Last year, Zanoni and his colleagues analyzed lung fluid and throat and nose samples from COVID-19 patients. IFNL1 appears to be associated with the most protective response, keeping the virus circulating in the upper airways. “I was happy to see [Eiger’s apparently successful interferon] It was lambda 1 because that was our expectation,” says Zanoni.
Other scientists have also noted that the interferon response is not prone to the development of new variants that are resistant to SARS-CoV-2, unlike monoclonal antibodies, vaccine-induced immunity, or possibly antiviral pills such as Paxlovid. “This is a host-targeting drug versus a virus-targeting drug … so resistance is really not an issue,” says Jordan Field, a hepatologist at the University of Toronto.
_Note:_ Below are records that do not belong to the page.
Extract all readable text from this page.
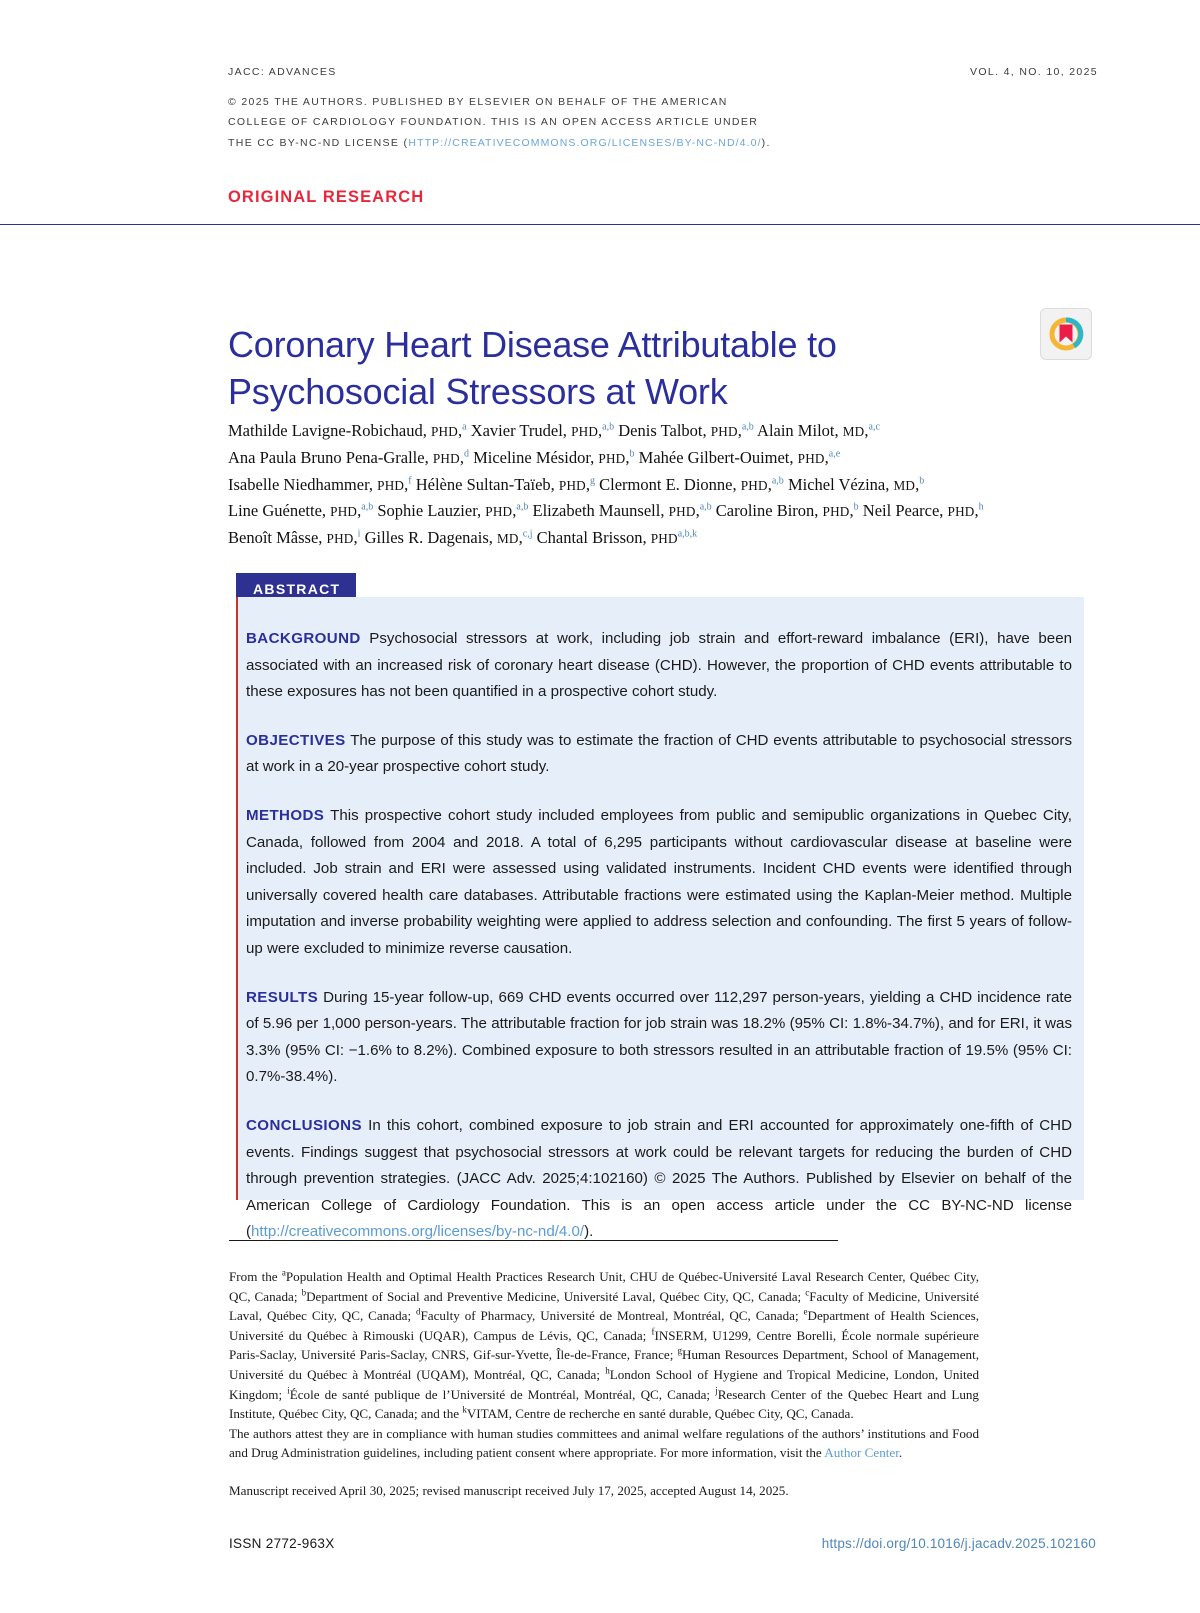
JACC: ADVANCES	VOL. 4, NO. 10, 2025
© 2025 THE AUTHORS. PUBLISHED BY ELSEVIER ON BEHALF OF THE AMERICAN
COLLEGE OF CARDIOLOGY FOUNDATION. THIS IS AN OPEN ACCESS ARTICLE UNDER
THE CC BY-NC-ND LICENSE (HTTP://CREATIVECOMMONS.ORG/LICENSES/BY-NC-ND/4.0/).
ORIGINAL RESEARCH
Coronary Heart Disease Attributable to Psychosocial Stressors at Work
Mathilde Lavigne-Robichaud, PHD,$^a$ Xavier Trudel, PHD,$^{a,b}$ Denis Talbot, PHD,$^{a,b}$ Alain Milot, MD,$^{a,c}$
Ana Paula Bruno Pena-Gralle, PHD,$^d$ Miceline Mésidor, PHD,$^b$ Mahée Gilbert-Ouimet, PHD,$^{a,e}$
Isabelle Niedhammer, PHD,$^f$ Hélène Sultan-Taïeb, PHD,$^g$ Clermont E. Dionne, PHD,$^{a,b}$ Michel Vézina, MD,$^b$
Line Guénette, PHD,$^{a,b}$ Sophie Lauzier, PHD,$^{a,b}$ Elizabeth Maunsell, PHD,$^{a,b}$ Caroline Biron, PHD,$^b$ Neil Pearce, PHD,$^h$
Benoît Mâsse, PHD,$^i$ Gilles R. Dagenais, MD,$^{c,j}$ Chantal Brisson, PHD$^{a,b,k}$
ABSTRACT

BACKGROUND Psychosocial stressors at work, including job strain and effort-reward imbalance (ERI), have been associated with an increased risk of coronary heart disease (CHD). However, the proportion of CHD events attributable to these exposures has not been quantified in a prospective cohort study.

OBJECTIVES The purpose of this study was to estimate the fraction of CHD events attributable to psychosocial stressors at work in a 20-year prospective cohort study.

METHODS This prospective cohort study included employees from public and semipublic organizations in Quebec City, Canada, followed from 2004 and 2018. A total of 6,295 participants without cardiovascular disease at baseline were included. Job strain and ERI were assessed using validated instruments. Incident CHD events were identified through universally covered health care databases. Attributable fractions were estimated using the Kaplan-Meier method. Multiple imputation and inverse probability weighting were applied to address selection and confounding. The first 5 years of follow-up were excluded to minimize reverse causation.

RESULTS During 15-year follow-up, 669 CHD events occurred over 112,297 person-years, yielding a CHD incidence rate of 5.96 per 1,000 person-years. The attributable fraction for job strain was 18.2% (95% CI: 1.8%-34.7%), and for ERI, it was 3.3% (95% CI: −1.6% to 8.2%). Combined exposure to both stressors resulted in an attributable fraction of 19.5% (95% CI: 0.7%-38.4%).

CONCLUSIONS In this cohort, combined exposure to job strain and ERI accounted for approximately one-fifth of CHD events. Findings suggest that psychosocial stressors at work could be relevant targets for reducing the burden of CHD through prevention strategies. (JACC Adv. 2025;4:102160) © 2025 The Authors. Published by Elsevier on behalf of the American College of Cardiology Foundation. This is an open access article under the CC BY-NC-ND license (http://creativecommons.org/licenses/by-nc-nd/4.0/).

From the $^a$Population Health and Optimal Health Practices Research Unit, CHU de Québec-Université Laval Research Center, Québec City, QC, Canada; $^b$Department of Social and Preventive Medicine, Université Laval, Québec City, QC, Canada; $^c$Faculty of Medicine, Université Laval, Québec City, QC, Canada; $^d$Faculty of Pharmacy, Université de Montreal, Montréal, QC, Canada; $^e$Department of Health Sciences, Université du Québec à Rimouski (UQAR), Campus de Lévis, QC, Canada; $^f$INSERM, U1299, Centre Borelli, École normale supérieure Paris-Saclay, Université Paris-Saclay, CNRS, Gif-sur-Yvette, Île-de-France, France; $^g$Human Resources Department, School of Management, Université du Québec à Montréal (UQAM), Montréal, QC, Canada; $^h$London School of Hygiene and Tropical Medicine, London, United Kingdom; $^i$École de santé publique de l’Université de Montréal, Montréal, QC, Canada; $^j$Research Center of the Quebec Heart and Lung Institute, Québec City, QC, Canada; and the $^k$VITAM, Centre de recherche en santé durable, Québec City, QC, Canada.

The authors attest they are in compliance with human studies committees and animal welfare regulations of the authors’ institutions and Food and Drug Administration guidelines, including patient consent where appropriate. For more information, visit the Author Center.

Manuscript received April 30, 2025; revised manuscript received July 17, 2025, accepted August 14, 2025.

ISSN 2772-963X	https://doi.org/10.1016/j.jacadv.2025.102160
He conducted a smaller outpatient trial of Egger in the early stages and found that a single injection speeds up the removal of the virus. (Field received a consulting fee from Iger.)
Eleanor Fish, an immunologist at the University of Toronto who is an investigator of two unrelated trials of type 1 interferon, wonders if a small company could make enough product to make a difference. “The results are good. My question is: Do they really have the ability to make that available?” (The company says it expects to have 300,000 doses ready by the end of this year).
Field, who treats patients at Toronto General Hospital, says that if the data holds up, the all-purpose antiviral properties of Iger could make it useful for future respiratory disease epidemics. “While waiting for a very specific targeted therapy … this should be considered early because it is very likely to have activity against most viruses.”